Un impegno che la Regione Toscana ha affidato da sei anni al Laboratorio Management e Sanità della Scuola Superiore Sant’Anna di Pisa, che lo sta conducendo in maniera estensiva – come dimostra il gran numero dei “pazienti” che si sono pronunciati e torneranno a farlo, sia per iscritto, sia attraverso interviste telefoniche – e con la riconosciuta qualità.

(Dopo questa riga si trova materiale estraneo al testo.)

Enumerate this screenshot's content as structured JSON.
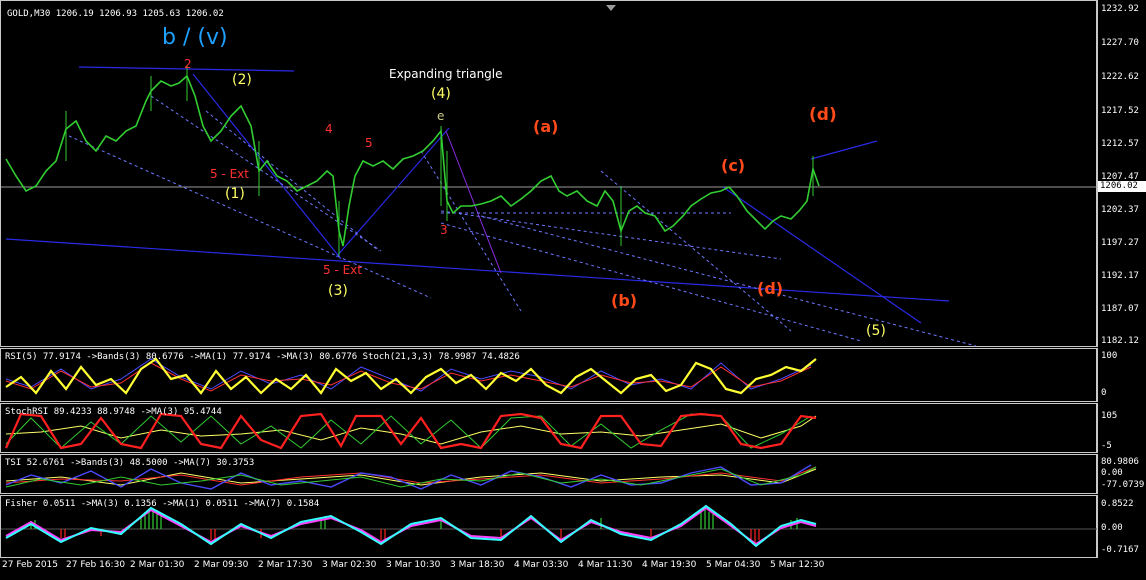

Un apprezzabile segnale di trasparenza politico-amministrava – voluto da Enrico Rossi, nei suoi due precedenti assessorati e ribadito dall’attuale Assessore, Daniela Scaramuccia – che ha contraddistinto e continua a contraddistinguere la Regione Toscana rispetto alle altre Regioni, o, almeno alla loro maggioranza.
Ci siamo chiesti se, anche come organizzazione della cittadinanza attiva, ci dovremmo ritenere appagati e, soprattutto, se dovremmo esserlo, in rappresentanza dei cittadini.
Senza nulla togliere al positivo apprezzamento di ordine comparativo, occorre allora ammettere che le suddette indagini – tipologicamente, parlando – hanno un peccato di origine.
Chi usufruisce dei servizi è identificato come “paziente” e, al di là di ogni buona e autentica intenzione, resta soltanto “oggetto” dell’indagine, mentre l’indagine stessa si configura come una sommatoria di ottiche individuali, puntiformi e semplici.
Ci si propone di raccogliere anche suggerimenti di miglioramento dei servizi: sarebbe allora interessante conoscere quante e quali indicazioni siano giunte e quali risultati abbiano prodotto.
Sembra pertanto che, in questa acquisizione dei punti di vista degli utenti del servizio sanitario regionale facciano difetto l’espressione dei/lle cittadini/e (plurale) e la loro soggettività, come attori, e non solo quali destinatari di prestazioni.
L’approccio del MeS, nonostante il rispetto dei canoni della scientificità, non sempre ha garantito dall’assegnazione di primati – ad esempio – nella valutazione di alcuni direttori generali, che non trovavano riscontro nella realtà vissuta dai cittadini e dalle loro organizzazioni.
In altri termini, la Regione Toscana dovrebbe fare un ulteriore passo in avanti: riconoscere la maturità di quella che viene chiamata società civile organizzata, dando ulteriori possibilità ai cittadini ed alle loro organizzazioni di esprimere direttamente valutazioni, critiche e proposte sul servizio sanitario.
Non che Cittadinanzattiva toscana ed il Tribunale per i diritti del malato non lo abbiano fatto – e non intendano continuare a farlo – come nei precedenti piani sanitari regionali e nel prossimo nuovo piano, che coprirà un arco temporale di cinque anni e sarà sociale e sanitario ad un tempo, e attraverso numerosi monitoraggi.
Certamente, per quanto riguarda i controlli – di cui l’Audit civico è una formula interessante ma da perfezionare – sarebbe un bel progresso, se le presenti riflessioni potessero essere tradotte in un progetto organico, recepito dalla Regione Toscana e fatto attuare dalle espressioni della cittadinanza attiva.